With funding from the John D. and Catherine T. MacArthur Foundation, NCJJ launched the Juvenile Justice GPS (Geography, Policy, Practice, & Statistics) website that tracks juvenile justice change across the country to understand better and encourage reform and highlight progressive data dissemination.

The Juvenile Justice GPS website details the variations in state juvenile justice laws, policies, and procedures—variations critical to understand to work in the field. The website presents this information alongside relevant juvenile justice statistical information. The site is in many ways a marriage of the Statistical Briefing Book and the State Juvenile Justice Profiles sites in an interactive, highly visual way.

Our Results

The Juvenile Offenders and Victims reports have been widely used (by the White House, both sides of the aisle in Congress, practitioners and policymakers at all levels, and the public). The last edition was cited in U.S. Supreme Court decisions in Roper and Miller. NCJJ’s Data Analysis Program also publishes the annual Juvenile Arrests bulletin and developed and maintains the online Statistical Briefing Book for the OJJDP. The Briefing Book is one of the most popular areas of OJJDP’s website with more than 400,000 visits each year.

OJJDP distributed copies of the Desktop Guide to every juvenile probation office in the country to improve juvenile probation’s professionalism and establish a consistent set of best practices nationwide.

The State Responses report presented the results of a study into the strategies states were implementing to deal with the upsurge in juvenile violence from the mid-1980s through the mid-1990s.
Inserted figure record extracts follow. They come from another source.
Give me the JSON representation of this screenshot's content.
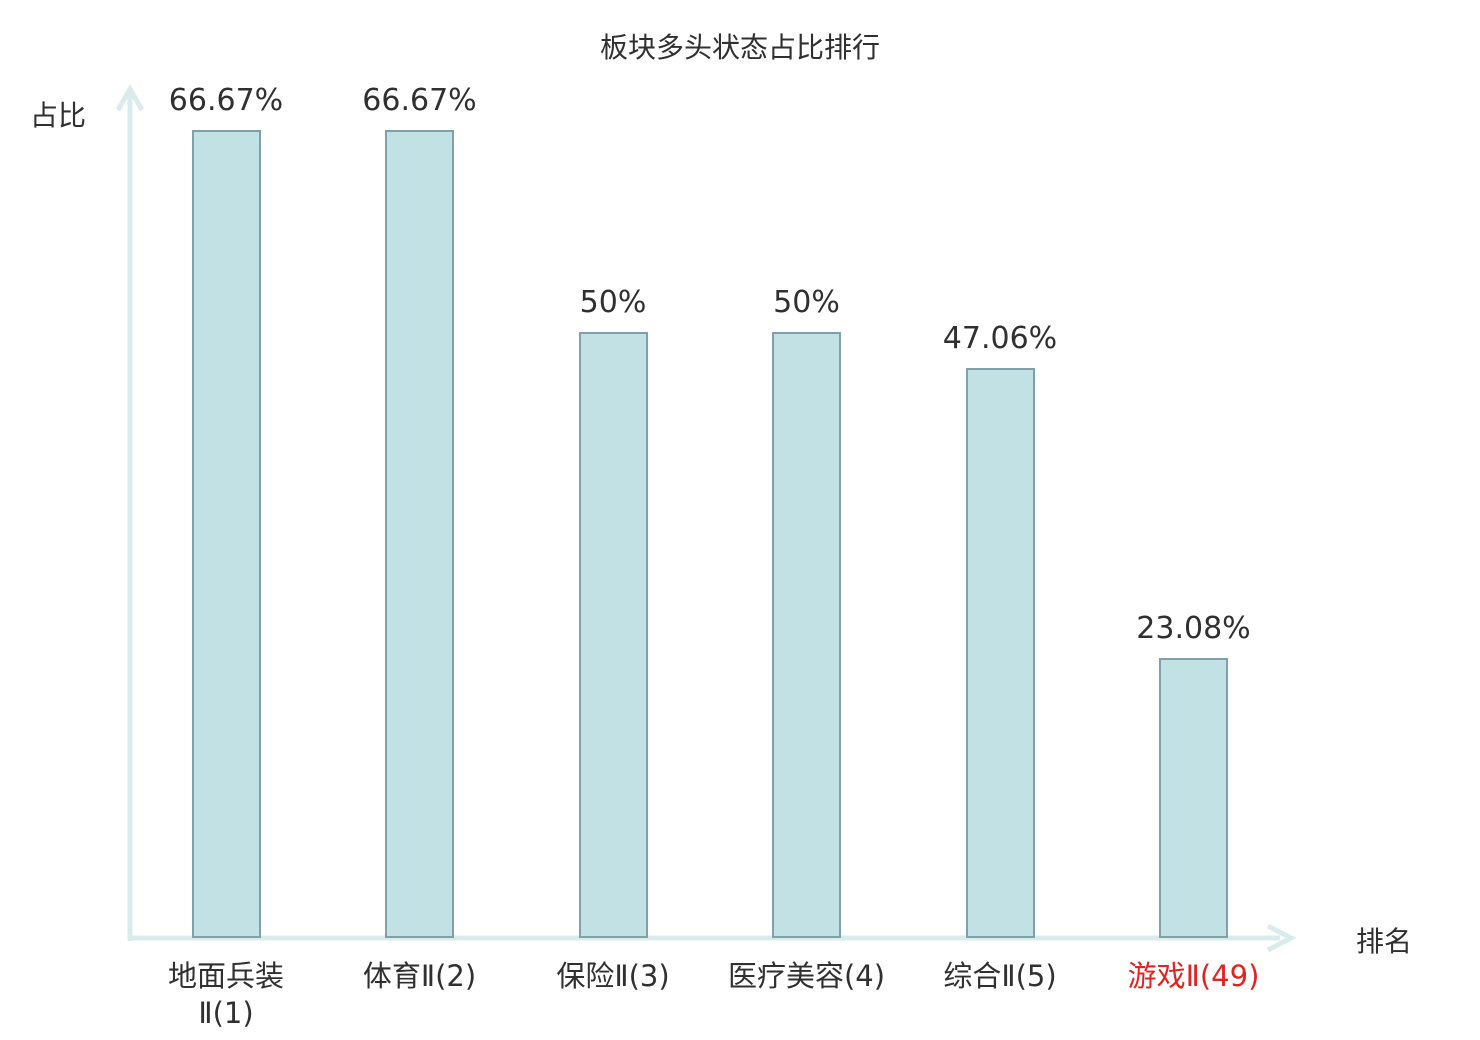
{
  "chart_data": {
    "type": "bar",
    "title": "板块多头状态占比排行",
    "ylabel": "占比",
    "xlabel": "排名",
    "categories": [
      "地面兵装\nⅡ(1)",
      "体育Ⅱ(2)",
      "保险Ⅱ(3)",
      "医疗美容(4)",
      "综合Ⅱ(5)",
      "游戏Ⅱ(49)"
    ],
    "values": [
      66.67,
      66.67,
      50,
      50,
      47.06,
      23.08
    ],
    "value_labels": [
      "66.67%",
      "66.67%",
      "50%",
      "50%",
      "47.06%",
      "23.08%"
    ],
    "category_label_colors": [
      "#303030",
      "#303030",
      "#303030",
      "#303030",
      "#303030",
      "#e02420"
    ],
    "ylim": [
      0,
      70
    ],
    "grid": false,
    "legend": false,
    "colors": {
      "bar_fill": "#c2e1e4",
      "bar_border": "#7fa1a7",
      "axis": "#d9eceb",
      "text": "#303030",
      "highlight": "#e02420",
      "background": "#ffffff"
    }
  }
}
Policymakers learned that: nearly every state had made it easier for juveniles to be tried and sanctioned as adults, the confidentiality protections associated with juvenile court had eroded substantially, states had embraced victims’ rights in their juvenile justice systems, and many had established specialized corrections programs for the most serious juvenile offenders, either in juvenile or adult corrections. The State Responses report coined the term “blended sentencing,” a term now familiar to justice professionals throughout the country.

Our Vision

The NCJFCJ’s vision is for broad data dissemination by local, state, and national juvenile justice agencies to inform the system and the public on the performance of the juvenile justice system. The NCJFCJ recommends congressional recognition of OJJDP’s federal role regarding the dissemination of data and statistical information, as well as, the restoration of OJJDP’s discretionary funds for dissemination.